Since the Astros will most likely getting prospects in return, let's take a look at the Houston farm system to see what they might need to get in those trades. Whether it's blockbuster trades for Hunter Pence and Wandy Rodriguez, or smaller moves for Clint Barmes, are there weaknesses in minors that Houston can bolster?
One thing we do know is that the Astros don't really need outfield prospects. Even with the backsliding of Jay Austin this season, Houston still has quite a few guys on the depth chart in the outfield. Same goes for second base, where there's suddenly a lot of good prospects (including newly minted major leaguer Jose Altuve).
So, where are the weak spots?
Starting pitching: It sounds cliche, but the Astros really do have a dearth of high-level starting pitching prospects. They have a few guys, like Mike Foltynewicz and Dallas Keuchel, who might end up being big leaguers, but the other guys who have some profile have struggled this season. That includes Ross Seaton (who is struggling for a second straight season), VIncent Velasquez (who got injured) and Tanner Bushue (who's been injured and ineffective).
The one good thing about this particular lack is that it seems to determine how a farm system is ranked.

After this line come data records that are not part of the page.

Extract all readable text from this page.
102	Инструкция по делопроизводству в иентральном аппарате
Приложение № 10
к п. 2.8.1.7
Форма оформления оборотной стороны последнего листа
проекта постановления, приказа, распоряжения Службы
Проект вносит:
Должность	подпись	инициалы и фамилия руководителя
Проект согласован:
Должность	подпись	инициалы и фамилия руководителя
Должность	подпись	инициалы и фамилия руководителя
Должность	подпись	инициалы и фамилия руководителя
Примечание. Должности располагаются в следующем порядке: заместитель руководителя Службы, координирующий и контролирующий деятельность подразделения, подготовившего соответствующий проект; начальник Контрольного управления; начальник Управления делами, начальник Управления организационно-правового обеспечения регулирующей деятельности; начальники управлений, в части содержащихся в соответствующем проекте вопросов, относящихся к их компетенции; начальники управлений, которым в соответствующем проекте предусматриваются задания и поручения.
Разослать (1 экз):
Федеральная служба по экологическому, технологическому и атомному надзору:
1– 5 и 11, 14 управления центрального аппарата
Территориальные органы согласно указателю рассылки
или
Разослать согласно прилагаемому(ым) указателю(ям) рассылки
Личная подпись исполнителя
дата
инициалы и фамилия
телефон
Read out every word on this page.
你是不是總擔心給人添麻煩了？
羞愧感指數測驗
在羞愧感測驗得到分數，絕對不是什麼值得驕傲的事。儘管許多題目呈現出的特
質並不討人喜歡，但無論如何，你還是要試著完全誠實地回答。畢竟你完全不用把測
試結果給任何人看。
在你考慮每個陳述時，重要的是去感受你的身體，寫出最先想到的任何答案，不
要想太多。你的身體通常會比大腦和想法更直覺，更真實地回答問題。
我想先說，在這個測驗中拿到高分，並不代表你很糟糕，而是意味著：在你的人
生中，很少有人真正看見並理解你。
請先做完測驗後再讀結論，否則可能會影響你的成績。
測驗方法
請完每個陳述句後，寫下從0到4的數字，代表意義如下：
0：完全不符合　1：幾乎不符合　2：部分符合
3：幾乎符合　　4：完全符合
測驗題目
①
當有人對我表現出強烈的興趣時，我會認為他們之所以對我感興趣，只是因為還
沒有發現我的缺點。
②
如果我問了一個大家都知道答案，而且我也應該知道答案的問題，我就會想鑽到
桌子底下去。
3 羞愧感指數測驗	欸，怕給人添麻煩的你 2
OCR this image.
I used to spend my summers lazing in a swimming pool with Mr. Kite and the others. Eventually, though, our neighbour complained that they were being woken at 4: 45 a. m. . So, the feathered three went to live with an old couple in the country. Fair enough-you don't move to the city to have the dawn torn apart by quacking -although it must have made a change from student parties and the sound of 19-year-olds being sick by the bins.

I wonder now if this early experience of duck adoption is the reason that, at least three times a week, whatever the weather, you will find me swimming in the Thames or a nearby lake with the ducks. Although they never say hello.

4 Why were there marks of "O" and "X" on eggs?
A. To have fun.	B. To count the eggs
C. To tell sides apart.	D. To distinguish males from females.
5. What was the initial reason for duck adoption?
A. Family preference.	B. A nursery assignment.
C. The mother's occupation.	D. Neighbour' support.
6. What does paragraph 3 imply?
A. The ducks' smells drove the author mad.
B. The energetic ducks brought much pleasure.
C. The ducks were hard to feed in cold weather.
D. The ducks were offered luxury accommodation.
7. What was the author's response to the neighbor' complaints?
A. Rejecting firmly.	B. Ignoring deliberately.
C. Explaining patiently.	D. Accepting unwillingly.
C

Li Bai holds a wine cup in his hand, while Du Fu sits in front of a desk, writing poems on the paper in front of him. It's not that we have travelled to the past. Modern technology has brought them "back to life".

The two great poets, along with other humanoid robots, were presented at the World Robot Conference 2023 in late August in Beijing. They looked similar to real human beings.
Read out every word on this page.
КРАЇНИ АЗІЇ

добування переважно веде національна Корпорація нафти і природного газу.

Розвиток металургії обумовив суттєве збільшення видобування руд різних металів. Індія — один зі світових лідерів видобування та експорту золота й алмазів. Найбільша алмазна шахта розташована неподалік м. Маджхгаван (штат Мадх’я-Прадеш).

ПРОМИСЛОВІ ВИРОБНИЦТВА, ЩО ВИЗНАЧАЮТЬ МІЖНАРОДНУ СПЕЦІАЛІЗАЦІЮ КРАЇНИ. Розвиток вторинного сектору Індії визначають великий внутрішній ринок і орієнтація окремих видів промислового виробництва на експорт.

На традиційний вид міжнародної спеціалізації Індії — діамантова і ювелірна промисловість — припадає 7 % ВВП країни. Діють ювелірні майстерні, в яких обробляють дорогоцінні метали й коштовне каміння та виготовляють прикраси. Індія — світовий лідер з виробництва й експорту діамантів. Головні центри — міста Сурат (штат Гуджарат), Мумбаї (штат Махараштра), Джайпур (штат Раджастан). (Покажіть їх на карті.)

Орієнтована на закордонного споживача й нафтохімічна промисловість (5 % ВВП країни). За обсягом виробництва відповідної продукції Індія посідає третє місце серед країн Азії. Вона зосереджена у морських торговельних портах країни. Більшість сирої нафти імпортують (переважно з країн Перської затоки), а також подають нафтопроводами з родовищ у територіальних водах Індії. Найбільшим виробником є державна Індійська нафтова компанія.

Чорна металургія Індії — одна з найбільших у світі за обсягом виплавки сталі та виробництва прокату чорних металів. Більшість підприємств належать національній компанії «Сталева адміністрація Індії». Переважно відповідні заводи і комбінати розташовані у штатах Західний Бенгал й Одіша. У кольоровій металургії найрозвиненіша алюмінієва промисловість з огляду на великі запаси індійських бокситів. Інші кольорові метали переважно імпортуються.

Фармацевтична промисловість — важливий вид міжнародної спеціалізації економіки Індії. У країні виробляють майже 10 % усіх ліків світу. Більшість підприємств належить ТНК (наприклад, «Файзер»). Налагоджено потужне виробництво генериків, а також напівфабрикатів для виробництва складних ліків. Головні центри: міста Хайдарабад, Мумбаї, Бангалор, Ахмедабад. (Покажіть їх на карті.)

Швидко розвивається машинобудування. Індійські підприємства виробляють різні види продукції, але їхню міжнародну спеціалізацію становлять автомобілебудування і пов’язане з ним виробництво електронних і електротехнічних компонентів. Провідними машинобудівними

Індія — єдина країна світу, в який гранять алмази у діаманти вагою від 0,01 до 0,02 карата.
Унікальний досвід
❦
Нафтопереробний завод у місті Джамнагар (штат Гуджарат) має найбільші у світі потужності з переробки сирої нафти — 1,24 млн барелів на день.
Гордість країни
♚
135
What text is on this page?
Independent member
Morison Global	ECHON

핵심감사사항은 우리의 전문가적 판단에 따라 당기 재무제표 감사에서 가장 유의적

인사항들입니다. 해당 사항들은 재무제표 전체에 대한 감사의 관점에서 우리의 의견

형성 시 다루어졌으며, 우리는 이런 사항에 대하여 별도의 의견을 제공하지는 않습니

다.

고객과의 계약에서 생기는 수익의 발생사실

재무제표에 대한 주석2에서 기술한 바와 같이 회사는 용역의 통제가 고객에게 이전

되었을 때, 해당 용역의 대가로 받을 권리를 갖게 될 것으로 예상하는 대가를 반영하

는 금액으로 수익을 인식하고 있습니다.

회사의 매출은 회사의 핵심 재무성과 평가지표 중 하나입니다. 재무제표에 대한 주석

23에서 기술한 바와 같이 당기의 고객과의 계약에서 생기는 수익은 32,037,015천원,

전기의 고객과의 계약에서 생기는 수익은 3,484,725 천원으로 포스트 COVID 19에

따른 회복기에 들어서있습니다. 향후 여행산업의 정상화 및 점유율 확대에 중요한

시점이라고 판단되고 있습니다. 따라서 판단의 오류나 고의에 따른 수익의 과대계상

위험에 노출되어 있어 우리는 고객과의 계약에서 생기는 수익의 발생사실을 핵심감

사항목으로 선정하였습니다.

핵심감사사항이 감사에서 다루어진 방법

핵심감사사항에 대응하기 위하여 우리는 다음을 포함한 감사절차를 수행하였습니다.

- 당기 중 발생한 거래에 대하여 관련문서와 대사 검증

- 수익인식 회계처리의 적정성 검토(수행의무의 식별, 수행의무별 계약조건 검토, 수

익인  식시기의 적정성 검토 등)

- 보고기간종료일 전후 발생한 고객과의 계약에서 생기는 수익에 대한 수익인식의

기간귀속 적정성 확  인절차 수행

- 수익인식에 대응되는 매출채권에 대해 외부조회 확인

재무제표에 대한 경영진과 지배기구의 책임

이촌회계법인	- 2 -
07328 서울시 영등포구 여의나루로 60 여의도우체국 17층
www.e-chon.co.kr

In general, if you think about it, the teams with high level pitching prospects are considered to have a better system. Look at Atlanta or even Houston back in the early '00's, when they had guys like Roy Oswalt, Tim Redding and Carlos Hernandez.
If Houston can avoid trading with Philadelphia again, they have a good shot at restocking with at least two big-time pitching prospects at this deadline.
Third base: It's the one position on the farm that Houston is really lacking some big-time prospects (besides the pitching side). Basically, it's Jimmy Paredes and Mike Kvasnicka at the top of that list. Kvasnicka is having the best season out of the 2010 first-round picks for Houston, but he's still old for his level. Paredes also doesn't profile to have the kind of power teams like at the hot corner, so Houston could always use more depth there.
The problem with this is that many teams are in the same fix. Third base is just a tough position to fill, which is why FanGraphs recently put out an article looking at how few quality third basemen there were in the National League right now. The other problem with trading for a third base prospect is there's not much flexibility if they can't play at the hot corner. You may move them to the outfield or first base, but that's about it most times.
To really fill depth here, Houston would need to find a third base prospect who's a ways off (and would go to Lexington with Kvasnicka going to Lancaster) or one who's ready for the majors now and can leapfrog Paredes on the depth chart.
First base: Kody Hinze aside, Houston really doesn't have the prototypical mashers at this position, but it's not nearly the weakest position on the farm. For one, Houston has an interesting prospect in Telvin Nash that can play there if he develops. They also have the aforementioned Hinze and drafted another interesting guy in Chase Davidson.
Oh, and add a young guy like Brett Wallace who's in the majors and Houston's need for a first base prospect is more about depth in the system than need. To justify getting a first baseman in return, he'd have to profile as a future MVP-type hitter, which means the trading team will probably be loathe to send him to the Astros.